Неподалеку от кафедры стоял Лев Захарович Мороховец и с улыбкой смотрел на Сеченова. До начала лекции у них произошла короткая беседа:
— Иван Михайлович, следовало бы, пожалуй, сказать что-нибудь поторжественней об открытии физиологического института, — неуверенно предложил Мороховец, знавший нелюбовь Сеченова ко всякого рода торжественным речам и праздничным открытиям.
— Никаких речей, — отрезал Иван Михайлович, — нормальная лекция — и все. Нечего зря тратить дорогое время, надо заниматься делом, а не речами. Что касается нового помещения, то оно само за себя скажет…
— Старик остался верен себе, — шепнул Мороховец стоявшему рядом студенту Житкову (сыну того самого М. Житкова, который был земляком Сеченова по Теплому Стану и товарищем по инженерному училищу), — приступил прямо к делу…
А новое помещение и в самом деле само за себя говорило. Просторное и благоустроенное, оно располагало к работе, и сразу же это сказалось на количестве студентов, начавших посещать практические занятия в лаборатории; в скором времени их стало сто пятьдесят.
Практические занятия со студентами медицинского и естественного факультетов теперь были уже в числе рекомендуемых, то есть почти обязательных. На этом настоял Сеченов, доказав университетскому начальству абсолютную необходимость организации практических курсов и упражнений по физиологии.
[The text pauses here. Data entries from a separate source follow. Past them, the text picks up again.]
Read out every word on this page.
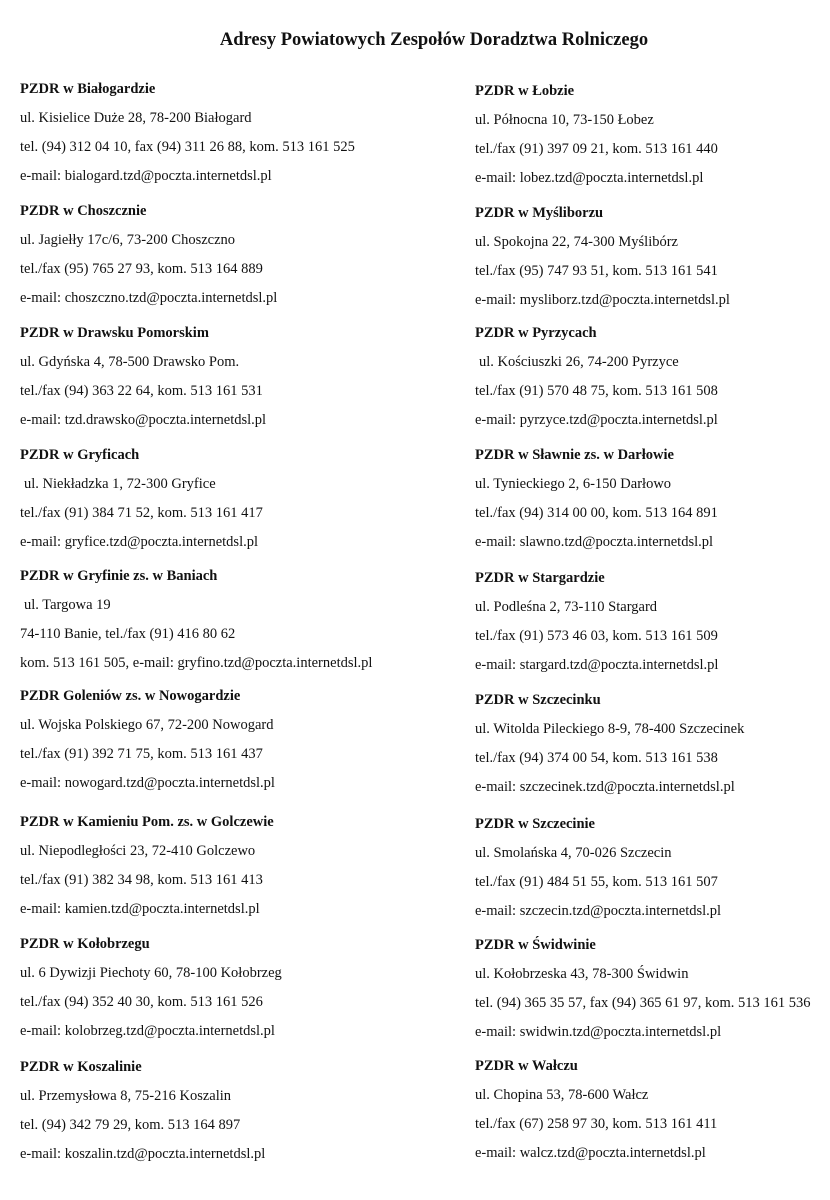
Adresy Powiatowych Zespołów Doradztwa Rolniczego
PZDR w Białogardzie
ul. Kisielice Duże 28, 78-200 Białogard
tel. (94) 312 04 10, fax (94) 311 26 88, kom. 513 161 525
e-mail: bialogard.tzd@poczta.internetdsl.pl
PZDR w Choszcznie
ul. Jagiełły 17c/6, 73-200 Choszczno
tel./fax (95) 765 27 93, kom. 513 164 889
e-mail: choszczno.tzd@poczta.internetdsl.pl
PZDR w Drawsku Pomorskim
ul. Gdyńska 4, 78-500 Drawsko Pom.
tel./fax (94) 363 22 64, kom. 513 161 531
e-mail: tzd.drawsko@poczta.internetdsl.pl
PZDR w Gryficach
ul. Niekładzka 1, 72-300 Gryfice
tel./fax (91) 384 71 52, kom. 513 161 417
e-mail: gryfice.tzd@poczta.internetdsl.pl
PZDR w Gryfinie zs. w Baniach
ul. Targowa 19
74-110 Banie, tel./fax (91) 416 80 62
kom. 513 161 505, e-mail: gryfino.tzd@poczta.internetdsl.pl
PZDR Goleniów zs. w Nowogardzie
ul. Wojska Polskiego 67, 72-200 Nowogard
tel./fax (91) 392 71 75, kom. 513 161 437
e-mail: nowogard.tzd@poczta.internetdsl.pl
PZDR w Kamieniu Pom. zs. w Golczewie
ul. Niepodległości 23, 72-410 Golczewo
tel./fax (91) 382 34 98, kom. 513 161 413
e-mail: kamien.tzd@poczta.internetdsl.pl
PZDR w Kołobrzegu
ul. 6 Dywizji Piechoty 60, 78-100 Kołobrzeg
tel./fax (94) 352 40 30, kom. 513 161 526
e-mail: kolobrzeg.tzd@poczta.internetdsl.pl
PZDR w Koszalinie
ul. Przemysłowa 8, 75-216 Koszalin
tel. (94) 342 79 29, kom. 513 164 897
e-mail: koszalin.tzd@poczta.internetdsl.pl
PZDR w Łobzie
ul. Północna 10, 73-150 Łobez
tel./fax (91) 397 09 21, kom. 513 161 440
e-mail: lobez.tzd@poczta.internetdsl.pl
PZDR w Myśliborzu
ul. Spokojna 22, 74-300 Myślibórz
tel./fax (95) 747 93 51, kom. 513 161 541
e-mail: mysliborz.tzd@poczta.internetdsl.pl
PZDR w Pyrzycach
ul. Kościuszki 26, 74-200 Pyrzyce
tel./fax (91) 570 48 75, kom. 513 161 508
e-mail: pyrzyce.tzd@poczta.internetdsl.pl
PZDR w Sławnie zs. w Darłowie
ul. Tynieckiego 2, 6-150 Darłowo
tel./fax (94) 314 00 00, kom. 513 164 891
e-mail: slawno.tzd@poczta.internetdsl.pl
PZDR w Stargardzie
ul. Podleśna 2, 73-110 Stargard
tel./fax (91) 573 46 03, kom. 513 161 509
e-mail: stargard.tzd@poczta.internetdsl.pl
PZDR w Szczecinku
ul. Witolda Pileckiego 8-9, 78-400 Szczecinek
tel./fax (94) 374 00 54, kom. 513 161 538
e-mail: szczecinek.tzd@poczta.internetdsl.pl
PZDR w Szczecinie
ul. Smolańska 4, 70-026 Szczecin
tel./fax (91) 484 51 55, kom. 513 161 507
e-mail: szczecin.tzd@poczta.internetdsl.pl
PZDR w Świdwinie
ul. Kołobrzeska 43, 78-300 Świdwin
tel. (94) 365 35 57, fax (94) 365 61 97, kom. 513 161 536
e-mail: swidwin.tzd@poczta.internetdsl.pl
PZDR w Wałczu
ul. Chopina 53, 78-600 Wałcz
tel./fax (67) 258 97 30, kom. 513 161 411
e-mail: walcz.tzd@poczta.internetdsl.pl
Он добивается дополнительных ассигнований на приобретение нового инструментария и оборудования, расширения штата сотрудников института. Он хлопочет о присвоении звания экстраординарного профессора своему прозектору Льву Захаровичу Мороховцу и делит с ним всю работу по физиологической кафедре. Новый профессор обладает большими организаторскими талантами, и Сеченов поручает ему заведование институтом. Кроме того, Лев Захарович два раза в неделю читает студентам лекции. Сеченов берет на свою долю основную часть курса, практические занятия с участниками физиологического кружка.
В полное свое распоряжение Сеченов получил две комнаты в нижнем этаже (в одной из них теперь помещается музей его имени) и зажил в свое удовольствие с любимым учеником и сотрудником Шатерниковым. Отрешившись от всех административных и хозяйственных вопросов, он целиком отдается научной работе и занятиям со своими слушателями.
Он продолжает изучение газов и дыхательной функции крови, начинает изучение газообмена у животных и человека, зачинает новую отрасль физиологии — физиологию труда.